VІІ. Сарматская гипотеза
— Да, батенька, нам нужно быть вдвойне осторожными. Сболтни что-нибудь немец, — ему, как с гуся вода, а нашего брата свои же так осмеют, что жизни не рад будешь… А что касается гипотезы, батенька, то, знаете ли, ведь она даже не мне принадлежит.
— Как так, Авдей Макарович?
— Известно вам, коллега, что существует на этот счет особенная — "сарматская" гипотеза?
— Не помню, право. Ведь вообще столько существует всевозможных гипотез…
— Ну, это, батенька, вовсе не "всевозможная". Эта гипотеза имеет за себя довольно веские научные данные. Благодаря новейшим открытиям в области филологии, можно считать вполне доказанным, что индусы вовсе не такой древний народ, каким его считали прежде, и что санскритский язык — только отрасль другого, более древнего языка.
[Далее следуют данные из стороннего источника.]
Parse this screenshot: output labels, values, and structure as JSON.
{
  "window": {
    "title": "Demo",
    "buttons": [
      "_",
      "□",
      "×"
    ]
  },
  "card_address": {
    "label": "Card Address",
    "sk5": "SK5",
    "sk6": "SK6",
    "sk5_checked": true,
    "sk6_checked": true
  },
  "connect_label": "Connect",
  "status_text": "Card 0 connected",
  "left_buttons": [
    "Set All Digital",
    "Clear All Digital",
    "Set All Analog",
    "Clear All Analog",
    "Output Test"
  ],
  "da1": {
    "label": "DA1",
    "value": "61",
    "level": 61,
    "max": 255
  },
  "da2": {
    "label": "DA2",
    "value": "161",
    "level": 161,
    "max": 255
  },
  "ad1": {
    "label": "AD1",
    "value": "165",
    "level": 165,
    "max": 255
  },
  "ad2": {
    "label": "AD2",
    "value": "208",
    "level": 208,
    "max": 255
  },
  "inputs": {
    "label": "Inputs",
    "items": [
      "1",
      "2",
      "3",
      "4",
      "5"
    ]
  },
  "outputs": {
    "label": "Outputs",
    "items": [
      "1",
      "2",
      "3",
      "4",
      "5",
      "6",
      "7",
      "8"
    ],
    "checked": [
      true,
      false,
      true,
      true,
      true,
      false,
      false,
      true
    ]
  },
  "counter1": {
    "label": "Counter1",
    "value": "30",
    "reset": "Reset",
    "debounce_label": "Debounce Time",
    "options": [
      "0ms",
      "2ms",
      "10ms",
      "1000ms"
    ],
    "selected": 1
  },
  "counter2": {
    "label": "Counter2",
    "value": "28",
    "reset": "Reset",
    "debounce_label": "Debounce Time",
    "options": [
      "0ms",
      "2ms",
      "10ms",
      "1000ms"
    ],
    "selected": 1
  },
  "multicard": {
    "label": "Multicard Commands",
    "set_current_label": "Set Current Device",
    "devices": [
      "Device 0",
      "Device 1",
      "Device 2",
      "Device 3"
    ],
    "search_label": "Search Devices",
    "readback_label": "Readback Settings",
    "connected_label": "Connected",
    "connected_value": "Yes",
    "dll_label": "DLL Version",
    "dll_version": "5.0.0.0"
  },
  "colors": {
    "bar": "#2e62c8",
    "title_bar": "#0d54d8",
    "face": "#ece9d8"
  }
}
— Вот как? Ну, и что же — теперь предполагают, что этим древним языком был мифический "сарматский"?
— Мифический? Почему же — мифический? Сарматским языком в настоящее время считают древний славянский язык и отождествляют его с арийским…
— Да ведь это и есть ваша теория, Авдей Макарович! Вы ее только что высказали, увлекшись сходством некоторых слов моей рукописи с древнеславянскими, но потом отложили — до лучшего будущего, когда отыщутся более веские доказательства.
— Да нет же! Вовсе это не моя теория. К несчастью, меня, опередили. Автор этой гипотезы — не русский и даже не славянин…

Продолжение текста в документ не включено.